Oh Tannenbaum

Günther Maria Halmer & Jutta Speidel auf Dickens Spuren: Christmas im Penthouse

Foto: Degeto / Reiner Bajo
Foto Tilmann P. Gangloff

„Oh Tannenbaum“ ist eine gut konstruierte, lebenskluge Ensemblegeschichte, deren Figuren vom Schicksal an einem Ort zusammengeführt werden: im Penthouse eines Misanthropen und Weihnachtsekels. „Oh Tannenbaum“ erzählt eine heitere, herzerwärmende Geschichte mit Schauspielern, denen man gern zuschaut. Der von Matthias Tiefenbacher gekonnt leicht inszenierte Weihnachtsfilm lebt von starken Kontrasten und Günther Maria Halmer!

Günther Maria Halmer darf alle Register eines Misanthropen ziehen, dem das Fest der Liebe ein Gräuel ist, weil er schon seit Jahren keine Liebe mehr erlebt hat. „Oh Tannenbaum“ ist eine Ensemblegeschichte: Im Berliner Wohnhaus des grimmigen Anwalts Wagner ist ein Wasserrohr gebrochen.

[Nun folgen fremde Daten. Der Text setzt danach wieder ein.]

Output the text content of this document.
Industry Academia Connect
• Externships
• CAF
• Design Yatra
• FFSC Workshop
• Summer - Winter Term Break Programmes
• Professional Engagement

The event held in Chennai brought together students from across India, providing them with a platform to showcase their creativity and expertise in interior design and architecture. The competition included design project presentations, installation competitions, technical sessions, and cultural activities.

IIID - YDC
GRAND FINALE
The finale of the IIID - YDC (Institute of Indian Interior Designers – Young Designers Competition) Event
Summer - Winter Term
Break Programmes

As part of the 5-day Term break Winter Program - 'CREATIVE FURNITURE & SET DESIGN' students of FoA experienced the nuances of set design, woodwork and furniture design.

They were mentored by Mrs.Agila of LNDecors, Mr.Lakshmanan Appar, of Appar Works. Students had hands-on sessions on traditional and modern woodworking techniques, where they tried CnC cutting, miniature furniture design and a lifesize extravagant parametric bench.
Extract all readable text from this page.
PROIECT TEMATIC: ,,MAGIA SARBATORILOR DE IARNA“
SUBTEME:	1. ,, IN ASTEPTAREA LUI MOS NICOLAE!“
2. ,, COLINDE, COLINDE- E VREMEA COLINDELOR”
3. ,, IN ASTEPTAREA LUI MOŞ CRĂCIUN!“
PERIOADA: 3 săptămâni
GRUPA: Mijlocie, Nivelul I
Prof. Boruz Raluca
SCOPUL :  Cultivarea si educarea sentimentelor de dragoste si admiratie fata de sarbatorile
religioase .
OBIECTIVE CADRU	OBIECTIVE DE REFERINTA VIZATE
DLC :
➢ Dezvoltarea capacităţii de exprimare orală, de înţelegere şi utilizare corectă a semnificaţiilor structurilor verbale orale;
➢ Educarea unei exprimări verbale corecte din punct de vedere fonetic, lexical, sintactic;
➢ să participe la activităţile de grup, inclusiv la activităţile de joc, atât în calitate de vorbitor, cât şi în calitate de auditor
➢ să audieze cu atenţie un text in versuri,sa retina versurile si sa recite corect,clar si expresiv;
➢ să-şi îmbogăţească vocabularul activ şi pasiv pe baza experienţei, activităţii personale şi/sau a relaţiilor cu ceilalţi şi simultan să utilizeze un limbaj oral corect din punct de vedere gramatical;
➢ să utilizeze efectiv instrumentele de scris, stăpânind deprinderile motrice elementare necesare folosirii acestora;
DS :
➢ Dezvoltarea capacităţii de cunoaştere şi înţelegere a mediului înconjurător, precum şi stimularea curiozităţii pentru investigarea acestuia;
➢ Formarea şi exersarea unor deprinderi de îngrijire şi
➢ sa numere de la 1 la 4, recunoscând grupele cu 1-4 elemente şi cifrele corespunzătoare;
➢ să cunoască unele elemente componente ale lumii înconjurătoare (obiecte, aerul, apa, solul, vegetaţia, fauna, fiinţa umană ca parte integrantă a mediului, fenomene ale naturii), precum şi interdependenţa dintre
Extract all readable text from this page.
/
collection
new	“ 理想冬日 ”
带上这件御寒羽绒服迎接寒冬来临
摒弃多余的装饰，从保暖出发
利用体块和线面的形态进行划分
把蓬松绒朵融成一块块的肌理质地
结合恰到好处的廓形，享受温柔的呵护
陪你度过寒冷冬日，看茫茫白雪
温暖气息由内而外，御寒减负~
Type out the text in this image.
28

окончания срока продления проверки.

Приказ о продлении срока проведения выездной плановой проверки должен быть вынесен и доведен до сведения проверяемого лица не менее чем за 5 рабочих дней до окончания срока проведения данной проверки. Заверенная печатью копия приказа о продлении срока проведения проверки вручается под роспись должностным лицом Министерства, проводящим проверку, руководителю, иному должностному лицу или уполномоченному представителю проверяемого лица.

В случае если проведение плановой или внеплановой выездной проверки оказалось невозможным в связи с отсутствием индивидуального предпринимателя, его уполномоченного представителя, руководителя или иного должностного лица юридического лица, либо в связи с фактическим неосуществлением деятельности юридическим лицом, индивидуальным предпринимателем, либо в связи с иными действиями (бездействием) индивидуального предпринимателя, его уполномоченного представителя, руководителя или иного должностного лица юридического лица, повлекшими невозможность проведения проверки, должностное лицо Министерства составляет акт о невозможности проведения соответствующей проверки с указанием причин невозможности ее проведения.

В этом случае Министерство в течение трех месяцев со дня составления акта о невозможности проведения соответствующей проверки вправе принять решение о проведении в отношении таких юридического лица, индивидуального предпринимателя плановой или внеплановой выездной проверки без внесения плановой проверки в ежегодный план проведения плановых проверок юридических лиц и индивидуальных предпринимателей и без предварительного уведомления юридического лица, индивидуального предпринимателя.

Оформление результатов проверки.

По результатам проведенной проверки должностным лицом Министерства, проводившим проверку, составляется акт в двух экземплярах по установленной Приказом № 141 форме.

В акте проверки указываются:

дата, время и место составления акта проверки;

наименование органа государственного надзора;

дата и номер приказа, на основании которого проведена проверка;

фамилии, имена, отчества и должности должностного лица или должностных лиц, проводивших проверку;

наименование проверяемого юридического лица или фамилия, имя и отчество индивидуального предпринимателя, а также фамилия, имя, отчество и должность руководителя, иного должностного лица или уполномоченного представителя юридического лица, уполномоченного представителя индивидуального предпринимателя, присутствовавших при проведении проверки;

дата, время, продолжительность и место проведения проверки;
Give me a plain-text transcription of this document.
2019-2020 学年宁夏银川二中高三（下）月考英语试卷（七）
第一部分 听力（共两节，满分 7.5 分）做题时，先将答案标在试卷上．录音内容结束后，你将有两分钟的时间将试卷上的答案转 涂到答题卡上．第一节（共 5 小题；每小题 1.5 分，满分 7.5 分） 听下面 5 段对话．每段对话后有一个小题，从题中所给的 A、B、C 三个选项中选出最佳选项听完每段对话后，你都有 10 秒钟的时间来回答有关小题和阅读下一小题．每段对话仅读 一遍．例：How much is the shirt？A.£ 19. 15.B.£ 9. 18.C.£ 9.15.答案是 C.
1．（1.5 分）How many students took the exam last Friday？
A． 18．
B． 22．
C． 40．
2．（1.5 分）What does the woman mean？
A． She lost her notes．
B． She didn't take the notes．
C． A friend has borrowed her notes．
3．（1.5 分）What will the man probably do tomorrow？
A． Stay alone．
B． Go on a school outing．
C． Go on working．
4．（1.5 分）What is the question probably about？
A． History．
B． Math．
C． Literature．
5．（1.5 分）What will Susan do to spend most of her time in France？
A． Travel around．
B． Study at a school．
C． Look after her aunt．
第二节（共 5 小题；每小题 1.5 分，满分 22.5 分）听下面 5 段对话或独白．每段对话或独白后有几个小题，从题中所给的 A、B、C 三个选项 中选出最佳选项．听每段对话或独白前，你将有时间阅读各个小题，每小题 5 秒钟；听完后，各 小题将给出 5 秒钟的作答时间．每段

Weil die unteren Etagen unter Wasser stehen, flüchten die Bewohner mit Sack, Pack und Weihnachtsbaum in Wagners Penthouse. Der ruft prompt die Polizei, doch Mieterin Rita tischt den Beamten ein derart dreistes Märchen auf, dass sie voller Verständnis wieder abziehen. Obwohl der Griesgram sein Bestes versucht, sind seine Mitmenschen nett zu ihm. Widerwillig taut er dank Ritas Hartnäckigkeit nach und nach auf. Sie bringt ihn sogar dazu, für eine alleinerziehende Mutter dreier Kinder den Weihnachtsmann zu spielen. Einmal beseelt, holt er auch noch einen lebensmüden jungen Mann vom Dach.

Geschickt versieht das Drehbuch die verschiedenen Figuren mit biografischen Details, die im Verlauf der Geschichte eine entscheidende Rolle spielen: David (Lucas Gregorowicz) liebt Stevie, ein männliches Model (Hyun Wanner), doch der hat eine Affäre. Rita wartet auf den Bericht einer Blutuntersuchung. Mutter Ingrid (Kyra Mladeck) will zu ihrer Tochter ziehen, traut sich aber nicht, mit der Wahrheit herauszurücken. Diese Dinge kommen immer wieder mal andeutungsweise zur Sprache – Rita wartet auf eine Nachricht des Kurierdienstes, Stevies Telefon klingelt, Ingrid hat erstaunlich viele Schuhe für einen Weihnachtsbesuch im Gepäck – und verschlingen sich zu einem unlösbaren gordischen Knoten.

Oh TannenbaumFoto: Degeto / Reiner Bajo
Rita (Jutta Speidel) bleibt hartnäckig. So gelingt ihr die Läuterung des Stinkstiefels.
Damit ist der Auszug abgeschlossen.